Scientists at the Universities of Bristol, Münster, and the Lithuanian Institute of Biotechnology say they have observed and monitored the process by which CRISPRs bind to and alter the structure of DNA. They believe their finding will greatly increase the understanding of how enzymes such as CRISPRs edit genes, which may accelerate the development of novel gene therapy techniques.
The results (“Direct observation of R-loop formation by single RNA-guided Cas9 and Cascade effector complexes”), which are published in the Proceedings of the National Academy of Sciences (PNAS), provide a vital piece of the puzzle if these genome editing tools are ultimately going to be used to correct genetic diseases in humans, according to the researchers.
CRISPRs have been tailored to accurately target a single combination of letters within the three billion base pairs of the DNA molecule. This is the equivalent of correcting a single misspelt word in a 23-volume encyclopedia, note the researchers.
To find this needle in a haystack, CRISPRs rely on an RNA molecule. The targeting process requires the CRISPRs to pull apart the DNA strands and insert the RNA to form a sequence-specific structure called an R-loop. The research team tested the R-loop model using specially modified microscopes in which single DNA molecules are stretched in a magnetic field. By altering the twisting force on the DNA, the researchers could directly monitor R-loop formation events by individual CRISPRs. This allowed them to reveal previously hidden steps in the process and to probe the influence of the sequence of DNA bases.
“We use single molecule DNA supercoiling to directly observe and quantify the dynamics of torque-dependent R-loop formation and dissociation for both Cascade- and Cas9-based CRISPR-Cas systems. We find that the protospacer adjacent motif (PAM) affects primarily the R-loop association rates, whereas protospacer elements distal to the PAM affect primarily R-loop stability,” wrote the investigators. “Our data provide direct evidence for directional R-loop formation, starting from PAM recognition and expanding toward the distal protospacer end. Moreover, we introduce DNA supercoiling as a quantitative tool to explore the sequence requirements and promiscuities of orthogonal CRISPR-Cas systems in rapidly emerging gene-targeting applications.”

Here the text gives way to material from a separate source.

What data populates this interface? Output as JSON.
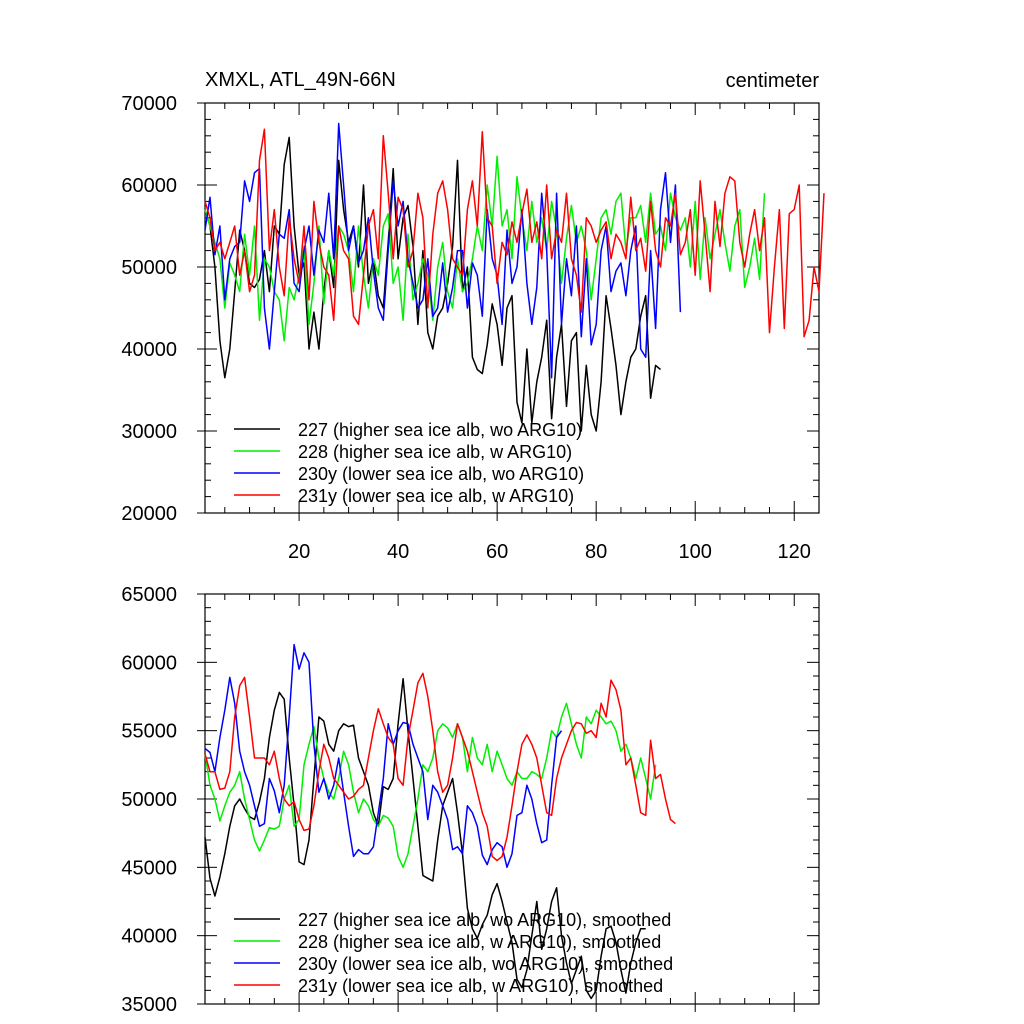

“An important challenge in exploiting these exciting genome editing tools is ensuring that only one specific location in a genome is targeted,” said Mark Szczelkun, Ph.D., from the school of biochemistry at Bristol University. “Our single molecule assays have led to a greater understanding of the influence of DNA sequence on R-loop formation. In the future this will help in the rational re-engineering of CRISPR enzymes to increase their accuracy and minimize off-target effects. This will be vital if we are to ultimately apply these tools to correct genetic diseases in patients.”